The Results: Two Rounds of Refinement
Round 1:
- Model accuracy: 90%
- Outliers found: 253 (12.6% of dataset)
- After human review: 139 corrections (54.9% of outliers were bad labels)
After correcting those 139 labels and retraining:
Round 2:
- Model accuracy: 98.5%
- Outliers found: 26 (1.3% of dataset)
- After human review: 19 corrections (73.1% of outliers were bad labels)
Notice the pattern. As the model improved, the outlier-to-correction ratio increased. In round 1, about half the outliers were label errors. In round 2, nearly three-quarters were. The better the model gets, the more trustworthy its disagreements become.
Also notice: we removed 2 images entirely. Some OCR images had characters clipped at the edge, making the “correct” label ambiguous. When you can’t determine ground truth, the only honest answer is to remove the sample.
Final result: 98% accuracy on 1,998 images.
The Uncomfortable Truth About Scale
This approach doesn’t scale. That’s the point.

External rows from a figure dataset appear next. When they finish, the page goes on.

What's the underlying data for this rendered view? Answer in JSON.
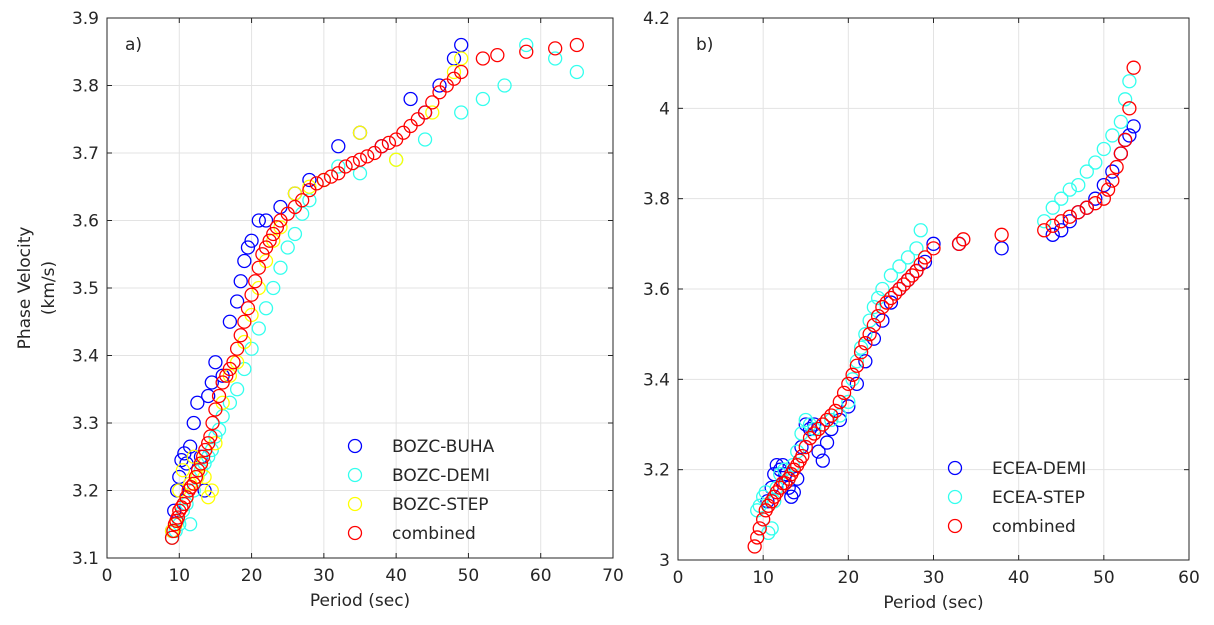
{
  "chart_data": [
    {
      "type": "scatter",
      "panel_label": "a)",
      "xlabel": "Period (sec)",
      "ylabel": "Phase Velocity\n(km/s)",
      "xlim": [
        0,
        70
      ],
      "ylim": [
        3.1,
        3.9
      ],
      "xticks": [
        0,
        10,
        20,
        30,
        40,
        50,
        60,
        70
      ],
      "yticks": [
        3.1,
        3.2,
        3.3,
        3.4,
        3.5,
        3.6,
        3.7,
        3.8,
        3.9
      ],
      "xtick_labels": [
        "0",
        "10",
        "20",
        "30",
        "40",
        "50",
        "60",
        "70"
      ],
      "ytick_labels": [
        "3.1",
        "3.2",
        "3.3",
        "3.4",
        "3.5",
        "3.6",
        "3.7",
        "3.8",
        "3.9"
      ],
      "grid": true,
      "legend_position": "bottom-right",
      "series": [
        {
          "name": "BOZC-BUHA",
          "color": "#0000ff",
          "x": [
            9,
            9.3,
            9.7,
            10,
            10.3,
            10.7,
            11,
            11.5,
            12,
            12.5,
            13,
            13.5,
            14,
            14.5,
            15,
            16,
            17,
            18,
            18.5,
            19,
            19.5,
            20,
            21,
            22,
            24,
            26,
            28,
            32,
            35,
            38,
            42,
            44,
            46,
            48,
            49
          ],
          "y": [
            3.14,
            3.17,
            3.2,
            3.22,
            3.245,
            3.255,
            3.24,
            3.265,
            3.3,
            3.33,
            3.25,
            3.2,
            3.34,
            3.36,
            3.39,
            3.37,
            3.45,
            3.48,
            3.51,
            3.54,
            3.56,
            3.57,
            3.6,
            3.6,
            3.62,
            3.64,
            3.66,
            3.71,
            3.73,
            3.71,
            3.78,
            3.76,
            3.8,
            3.84,
            3.86
          ]
        },
        {
          "name": "BOZC-DEMI",
          "color": "#33ffee",
          "x": [
            9,
            9.5,
            10,
            10.5,
            11,
            11.5,
            12,
            12.5,
            13,
            13.5,
            14,
            14.5,
            15,
            15.5,
            16,
            17,
            18,
            19,
            20,
            21,
            22,
            23,
            24,
            25,
            26,
            27,
            28,
            30,
            32,
            35,
            40,
            44,
            49,
            52,
            55,
            58,
            62,
            65
          ],
          "y": [
            3.13,
            3.14,
            3.15,
            3.17,
            3.18,
            3.15,
            3.2,
            3.22,
            3.23,
            3.24,
            3.25,
            3.26,
            3.28,
            3.29,
            3.31,
            3.33,
            3.35,
            3.38,
            3.41,
            3.44,
            3.47,
            3.5,
            3.53,
            3.56,
            3.58,
            3.61,
            3.63,
            3.66,
            3.68,
            3.67,
            3.69,
            3.72,
            3.76,
            3.78,
            3.8,
            3.86,
            3.84,
            3.82
          ]
        },
        {
          "name": "BOZC-STEP",
          "color": "#ffff00",
          "x": [
            9,
            9.5,
            10,
            10.5,
            11,
            11.5,
            12,
            12.5,
            13,
            13.5,
            14,
            14.5,
            15,
            16,
            17,
            18,
            19,
            20,
            21,
            22,
            23,
            24,
            26,
            28,
            30,
            35,
            40,
            45,
            48,
            49
          ],
          "y": [
            3.14,
            3.15,
            3.2,
            3.23,
            3.19,
            3.21,
            3.25,
            3.22,
            3.24,
            3.22,
            3.19,
            3.2,
            3.27,
            3.33,
            3.37,
            3.39,
            3.42,
            3.46,
            3.5,
            3.54,
            3.57,
            3.59,
            3.64,
            3.65,
            3.66,
            3.73,
            3.69,
            3.76,
            3.82,
            3.84
          ]
        },
        {
          "name": "combined",
          "color": "#ff0000",
          "x": [
            9,
            9.2,
            9.4,
            9.6,
            9.8,
            10,
            10.3,
            10.6,
            11,
            11.3,
            11.6,
            12,
            12.3,
            12.6,
            13,
            13.3,
            13.6,
            14,
            14.3,
            14.6,
            15,
            15.5,
            16,
            16.5,
            17,
            17.5,
            18,
            18.5,
            19,
            19.5,
            20,
            20.5,
            21,
            21.5,
            22,
            22.5,
            23,
            23.5,
            24,
            25,
            26,
            27,
            28,
            29,
            30,
            31,
            32,
            33,
            34,
            35,
            36,
            37,
            38,
            39,
            40,
            41,
            42,
            43,
            44,
            45,
            46,
            47,
            48,
            49,
            52,
            54,
            58,
            62,
            65
          ],
          "y": [
            3.13,
            3.14,
            3.15,
            3.155,
            3.16,
            3.17,
            3.175,
            3.18,
            3.19,
            3.2,
            3.205,
            3.21,
            3.22,
            3.23,
            3.24,
            3.25,
            3.26,
            3.27,
            3.28,
            3.3,
            3.32,
            3.34,
            3.36,
            3.37,
            3.38,
            3.39,
            3.41,
            3.43,
            3.45,
            3.47,
            3.49,
            3.51,
            3.53,
            3.55,
            3.56,
            3.57,
            3.58,
            3.59,
            3.6,
            3.61,
            3.62,
            3.63,
            3.645,
            3.655,
            3.66,
            3.665,
            3.67,
            3.68,
            3.685,
            3.69,
            3.695,
            3.7,
            3.71,
            3.715,
            3.72,
            3.73,
            3.74,
            3.75,
            3.76,
            3.775,
            3.79,
            3.8,
            3.81,
            3.82,
            3.84,
            3.845,
            3.85,
            3.855,
            3.86
          ]
        }
      ]
    },
    {
      "type": "scatter",
      "panel_label": "b)",
      "xlabel": "Period (sec)",
      "ylabel": "",
      "xlim": [
        0,
        60
      ],
      "ylim": [
        3,
        4.2
      ],
      "xticks": [
        0,
        10,
        20,
        30,
        40,
        50,
        60
      ],
      "yticks": [
        3,
        3.2,
        3.4,
        3.6,
        3.8,
        4,
        4.2
      ],
      "xtick_labels": [
        "0",
        "10",
        "20",
        "30",
        "40",
        "50",
        "60"
      ],
      "ytick_labels": [
        "3",
        "3.2",
        "3.4",
        "3.6",
        "3.8",
        "4",
        "4.2"
      ],
      "grid": true,
      "legend_position": "bottom-right",
      "series": [
        {
          "name": "ECEA-DEMI",
          "color": "#0000ff",
          "x": [
            10.5,
            11,
            11.3,
            11.6,
            12,
            12.3,
            12.6,
            13,
            13.3,
            13.6,
            14,
            14.5,
            15,
            15.5,
            16,
            16.5,
            17,
            17.5,
            18,
            19,
            20,
            21,
            22,
            23,
            24,
            25,
            26,
            27,
            28,
            29,
            30,
            33,
            38,
            44,
            45,
            46,
            47,
            48,
            49,
            50,
            51,
            52,
            52.5,
            53,
            53.5
          ],
          "y": [
            3.13,
            3.16,
            3.19,
            3.21,
            3.2,
            3.21,
            3.19,
            3.16,
            3.14,
            3.15,
            3.18,
            3.25,
            3.3,
            3.29,
            3.3,
            3.24,
            3.22,
            3.26,
            3.29,
            3.31,
            3.34,
            3.39,
            3.44,
            3.49,
            3.53,
            3.57,
            3.6,
            3.62,
            3.64,
            3.66,
            3.7,
            3.7,
            3.69,
            3.72,
            3.73,
            3.75,
            3.77,
            3.78,
            3.8,
            3.83,
            3.86,
            3.9,
            3.93,
            3.94,
            3.96
          ]
        },
        {
          "name": "ECEA-STEP",
          "color": "#33ffee",
          "x": [
            9.3,
            9.6,
            10,
            10.3,
            10.6,
            11,
            11.3,
            11.6,
            12,
            12.5,
            13,
            13.5,
            14,
            14.5,
            15,
            15.5,
            16,
            17,
            18,
            19,
            20,
            20.5,
            21,
            21.5,
            22,
            22.5,
            23,
            23.5,
            24,
            25,
            26,
            27,
            28,
            28.5,
            43,
            44,
            45,
            46,
            47,
            48,
            49,
            50,
            51,
            52,
            52.5,
            53
          ],
          "y": [
            3.11,
            3.12,
            3.14,
            3.15,
            3.06,
            3.07,
            3.13,
            3.16,
            3.19,
            3.2,
            3.18,
            3.21,
            3.24,
            3.28,
            3.31,
            3.3,
            3.29,
            3.3,
            3.31,
            3.32,
            3.35,
            3.4,
            3.44,
            3.47,
            3.5,
            3.53,
            3.56,
            3.58,
            3.6,
            3.63,
            3.65,
            3.67,
            3.69,
            3.73,
            3.75,
            3.78,
            3.8,
            3.82,
            3.83,
            3.86,
            3.88,
            3.91,
            3.94,
            3.97,
            4.02,
            4.06
          ]
        },
        {
          "name": "combined",
          "color": "#ff0000",
          "x": [
            9,
            9.3,
            9.6,
            10,
            10.3,
            10.6,
            11,
            11.3,
            11.6,
            12,
            12.3,
            12.6,
            13,
            13.3,
            13.6,
            14,
            14.3,
            14.6,
            15,
            15.5,
            16,
            16.5,
            17,
            17.5,
            18,
            18.5,
            19,
            19.5,
            20,
            20.5,
            21,
            21.5,
            22,
            22.5,
            23,
            23.5,
            24,
            24.5,
            25,
            25.5,
            26,
            26.5,
            27,
            27.5,
            28,
            28.5,
            29,
            30,
            33,
            33.5,
            38,
            43,
            44,
            45,
            46,
            47,
            48,
            49,
            50,
            50.5,
            51,
            51.5,
            52,
            52.5,
            53,
            53.5
          ],
          "y": [
            3.03,
            3.05,
            3.07,
            3.09,
            3.11,
            3.12,
            3.13,
            3.14,
            3.15,
            3.16,
            3.17,
            3.17,
            3.18,
            3.19,
            3.2,
            3.21,
            3.22,
            3.23,
            3.25,
            3.27,
            3.28,
            3.29,
            3.3,
            3.31,
            3.32,
            3.33,
            3.35,
            3.37,
            3.39,
            3.41,
            3.43,
            3.46,
            3.48,
            3.5,
            3.52,
            3.54,
            3.56,
            3.57,
            3.58,
            3.59,
            3.6,
            3.61,
            3.62,
            3.63,
            3.64,
            3.655,
            3.67,
            3.69,
            3.7,
            3.71,
            3.72,
            3.73,
            3.74,
            3.75,
            3.76,
            3.77,
            3.78,
            3.79,
            3.8,
            3.82,
            3.84,
            3.87,
            3.9,
            3.93,
            4,
            4.09
          ]
        }
      ]
    }
  ]
}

We manually reviewed 279 potential errors across two rounds. We didn’t automate the final decision - a human looked at each outlier and decided whether the model or the label was correct.
But here’s the thing: we got 98% accuracy from 2,000 images. Not 20,000. Not 200,000. Two thousand carefully curated samples beat the hypothetical dataset ten times larger with 27% label noise.
In machine learning, there’s a seductive lie: “More data will fix it.” Sometimes it will. But dirty data at scale is just dirty data with higher GPU bills.
The Architecture That Made It Work
For completeness, here’s what the model looks like:
CRNN Architecture:
├── CNN Feature Extractor (ResNet-style blocks)
│ ├── 64 → 128 → 256 channels
│ └── Spatial reduction for sequence input
├── Bidirectional LSTM (2 layers, 256 hidden)
│ └── Captures left-right character context
└── CTC Loss
└── Handles variable-length sequences
7.6 million parameters. Nothing exotic. The innovation wasn’t in the model - it was in systematically fixing what we fed it.
Lessons for Your Next ML Project
1. Your labels are probably wrong. Not all of them. But enough to cap your accuracy at a ceiling you won’t break without addressing them. Budget time for label quality, not just label quantity.
2. Sequential verification beats parallel verification. This applies to humans too. The reviewer who processes files one at a time, with context and continuity, catches more errors than the team of reviewers each taking a random slice.
3. Use your model to debug your labels. Once you have any trained model - even a mediocre one - it becomes a tool for finding its own training data problems. High-confidence disagreements deserve human attention.
4. The iteration loop matters more than the starting point. Train → Find outliers → Fix labels → Retrain. Each cycle improves both the model and the data. The compounding effect is powerful.
5. Know when to remove data. Ambiguous samples hurt more than they help. If two humans would disagree on the correct label, the model shouldn’t be penalized for getting it “wrong.”
The Meta-Lesson: Distrust Enables Trust
The path to 98% accuracy wasn’t believing in the model or the labels. It was systematically questioning both.
Every outlier review session was an exercise in asking: “Is the model wrong, or am I?” Sometimes the model caught character confusions I had missed. Sometimes I caught patterns the model hadn’t learned yet. The dialogue - not blind trust in either - is what improved the system.
This is, perhaps, the core skill of applied machine learning. Not architecture design. Not hyperparameter tuning. Just the willingness to look at your data, notice the disagreements, and investigate them one by one.
The model was 90% accurate. Then it told me which labels to doubt. And doubt, carefully applied, got us to 98%.
The project used PyTorch with Apple Silicon MPS acceleration, a Flask-based labeling tool for human review, and more patience than I initially budgeted for.